Il tutto contribuisce al progressivo inaridimento dei territori, e dell’economia delle popolazioni che ci vivono. Fino a dieci anni fa, racconta Jonathan Watts sul Guardian, la città di Maduo era una delle più ricche della provincia di Qinghai, grazie alle sue fiorenti attività di pascolo, pesca ed estrazione mineraria. Ora invece i suoi abitanti dicono che tutto si è prosciugato, proprio come i laghi che un tempo si trovavano lì vicino.
«Una volta qui c’era un lago. Non c’era neanche questa strada. Nemmeno una jeep sarebbe riuscita a passare da qui», racconta Dalang Jiri, la mia guida tibetana, mentre attraversiamo la zona. Secondo le stime più recenti, il settanta per cento della terra che in quest’area un tempo era adibita a pascolo ora si è trasformata in deserto.
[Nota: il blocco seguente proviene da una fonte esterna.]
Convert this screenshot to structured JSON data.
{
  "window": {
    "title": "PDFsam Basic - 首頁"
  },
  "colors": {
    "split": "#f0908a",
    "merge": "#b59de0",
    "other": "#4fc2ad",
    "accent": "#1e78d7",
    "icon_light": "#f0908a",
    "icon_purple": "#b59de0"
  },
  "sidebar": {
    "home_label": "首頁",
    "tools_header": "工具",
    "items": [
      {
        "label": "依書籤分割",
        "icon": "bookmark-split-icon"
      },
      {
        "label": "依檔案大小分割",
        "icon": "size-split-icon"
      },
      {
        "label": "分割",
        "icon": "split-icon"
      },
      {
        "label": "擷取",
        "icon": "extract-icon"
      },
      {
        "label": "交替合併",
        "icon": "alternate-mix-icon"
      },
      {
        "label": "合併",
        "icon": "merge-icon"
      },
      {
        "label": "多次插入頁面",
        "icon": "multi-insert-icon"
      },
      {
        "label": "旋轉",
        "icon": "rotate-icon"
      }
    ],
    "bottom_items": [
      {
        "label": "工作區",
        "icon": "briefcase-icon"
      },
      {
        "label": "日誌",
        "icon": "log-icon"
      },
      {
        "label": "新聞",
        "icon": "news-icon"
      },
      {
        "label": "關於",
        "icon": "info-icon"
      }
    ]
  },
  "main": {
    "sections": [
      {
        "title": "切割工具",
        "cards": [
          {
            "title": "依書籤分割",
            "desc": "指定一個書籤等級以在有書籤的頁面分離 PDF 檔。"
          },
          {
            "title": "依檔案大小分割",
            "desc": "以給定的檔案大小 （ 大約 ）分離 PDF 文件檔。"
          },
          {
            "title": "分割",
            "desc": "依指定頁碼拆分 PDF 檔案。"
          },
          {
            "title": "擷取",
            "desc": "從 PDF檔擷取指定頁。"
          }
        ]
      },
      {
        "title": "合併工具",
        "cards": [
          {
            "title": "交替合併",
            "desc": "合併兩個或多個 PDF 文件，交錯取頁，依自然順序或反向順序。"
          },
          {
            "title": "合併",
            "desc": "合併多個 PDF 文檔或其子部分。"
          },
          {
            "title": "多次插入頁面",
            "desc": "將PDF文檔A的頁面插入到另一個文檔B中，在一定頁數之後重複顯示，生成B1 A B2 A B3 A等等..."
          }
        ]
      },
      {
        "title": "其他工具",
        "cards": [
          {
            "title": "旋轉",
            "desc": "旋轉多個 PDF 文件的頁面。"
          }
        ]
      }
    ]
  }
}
Il governo di Pechino nel 2003 aveva lanciato un programma detto di “migrazione ecologica” che prevedeva di spostare l’ottanta per cento degli oltre due milioni e mezzo di pastori nomadi dell’altopiano tibetano ormai inaridito in nuove aree. Il governo cinese sostiene che il programma mira a ripristinare i manti erbosi, migliorare le condizioni di vita dei pastori e impedire l’accumularsi di mandrie troppo grandi. Ma il governo tibetano in esilio sostiene che si tratta in realtà di un progetto che fa ben poco per l’ambiente e che punta solo a liberare quei territori dai loro abitanti originari per poterne sfruttare le risorse minerarie e per trasferire i potenziali sostenitori del Dalai Lama in aree urbane, dove possono essere controllati più facilmente.
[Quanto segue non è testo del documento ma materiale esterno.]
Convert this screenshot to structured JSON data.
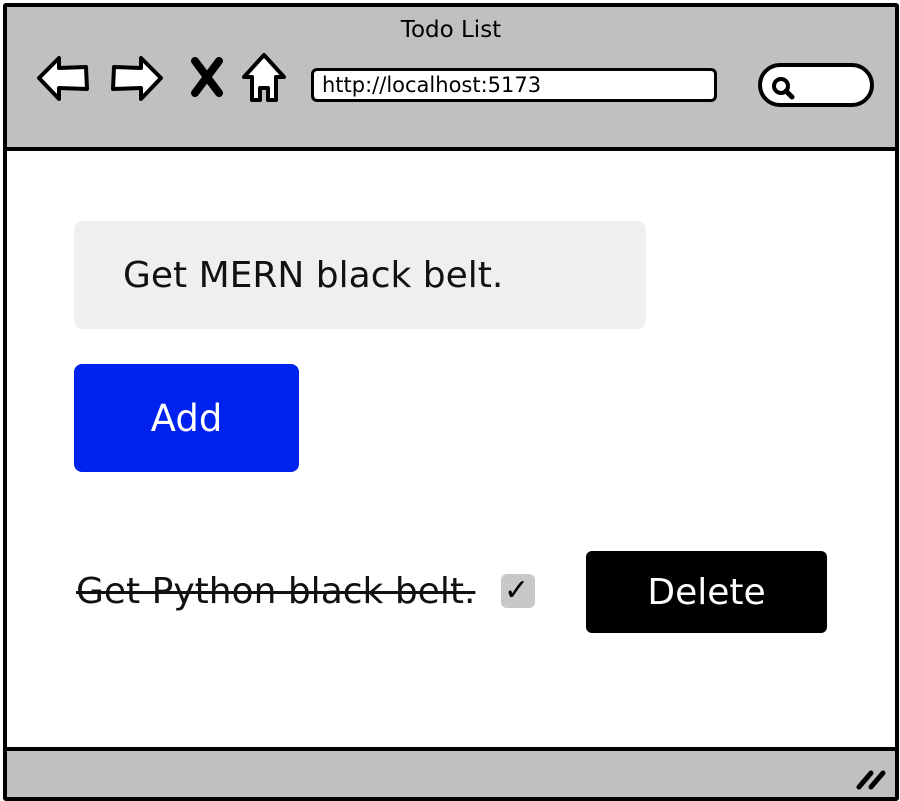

Qinghai è ormai punteggiata di questi centri che dovrebbero accogliere i pastori tibetani, molti dei quali sembrano destinati inevitabilmente a trasformarsi in ghetti. I nomadi possono ricevere dai tremila agli ottomila yuan all’anno e una casa in cambio di una concessione allo sfruttamento dei loro territori per dieci anni. In molti casi hanno problemi a trovare un lavoro e molti finiscono a riciclare spazzatura o raccogliere lo sterco degli animali. Alcuni si sentono traditi: «Se potessi tornare indietro lo farei. Ma la terra ormai è stata presa e le mandrie sono state vendute, quindi siamo intrappolati qui. Non abbiamo nessuna speranza», spiega Shang Lashi, uno dei residenti di un centro di Yushu, «ci avevano promesso un lavoro, ma qui non c’è lavoro. Viviamo con tremila yuan all’anno per la nostra concessione, ma il governo da quella cifra toglie i soldi per pagare le nostre case, che invece dovevano essere gratis».
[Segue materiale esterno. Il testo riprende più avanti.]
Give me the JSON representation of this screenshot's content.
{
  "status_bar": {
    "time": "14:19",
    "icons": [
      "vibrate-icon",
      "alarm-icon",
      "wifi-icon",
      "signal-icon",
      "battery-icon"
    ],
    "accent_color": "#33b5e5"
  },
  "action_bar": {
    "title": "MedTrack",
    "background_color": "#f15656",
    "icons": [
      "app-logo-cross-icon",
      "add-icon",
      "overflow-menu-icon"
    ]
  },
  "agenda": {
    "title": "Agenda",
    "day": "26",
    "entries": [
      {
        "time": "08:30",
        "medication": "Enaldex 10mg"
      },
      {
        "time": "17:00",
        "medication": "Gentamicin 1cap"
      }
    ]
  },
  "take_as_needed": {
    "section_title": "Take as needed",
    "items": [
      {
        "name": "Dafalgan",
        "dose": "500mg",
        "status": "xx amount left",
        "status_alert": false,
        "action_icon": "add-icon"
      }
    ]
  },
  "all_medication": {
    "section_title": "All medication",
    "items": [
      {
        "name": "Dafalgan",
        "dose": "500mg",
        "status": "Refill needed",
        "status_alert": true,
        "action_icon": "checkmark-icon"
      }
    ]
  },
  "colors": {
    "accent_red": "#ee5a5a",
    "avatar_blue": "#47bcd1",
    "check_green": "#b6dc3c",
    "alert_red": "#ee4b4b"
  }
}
La loro situazione è peggiorata con il terremoto che ha colpito Yushu lo scorso aprile, uccidendo centinaia di persone. Molti sono rimasti schiacciati dal crollo delle loro piccole case, un rischio che probabilmente non avrebbero corso se avessero continuato a condurre la loro vita nomade nell’altopiano. E ora gran parte di quelli che hanno perso la casa durante il terremoto vivono all’interno di tende, senza terra né bestiame. Nel frattempo la situazione nell’altopiano non sta migliorando. Soprattutto a causa dell’aumento di topi, gerbilli e altri roditori che si nutrono delle radici delle piante e il cui numero è spaventosamente aumentato negli ultimi dieci anni a causa della drastica scomparsa dei loro principali predatori – aquile, falchi e leopardi – che sono stati cacciati fino quasi all’estinzione. Per questo gli ambientalisti dicono che questa regione così importante dal punto di vista climatico dovrebbe essere studiata con molta più attenzione di quanto non si sia fatto finora.
«Non c’è stata molta attenzione per quello che succedeva nell’altopiano tibetano. Lo chiamano il Terzo Polo ma in realtà è più importante dell’Artico e dell’Antartico per la sua prossimità agli insediamenti umani», spiega Yang Yong, un ambientalista cinese.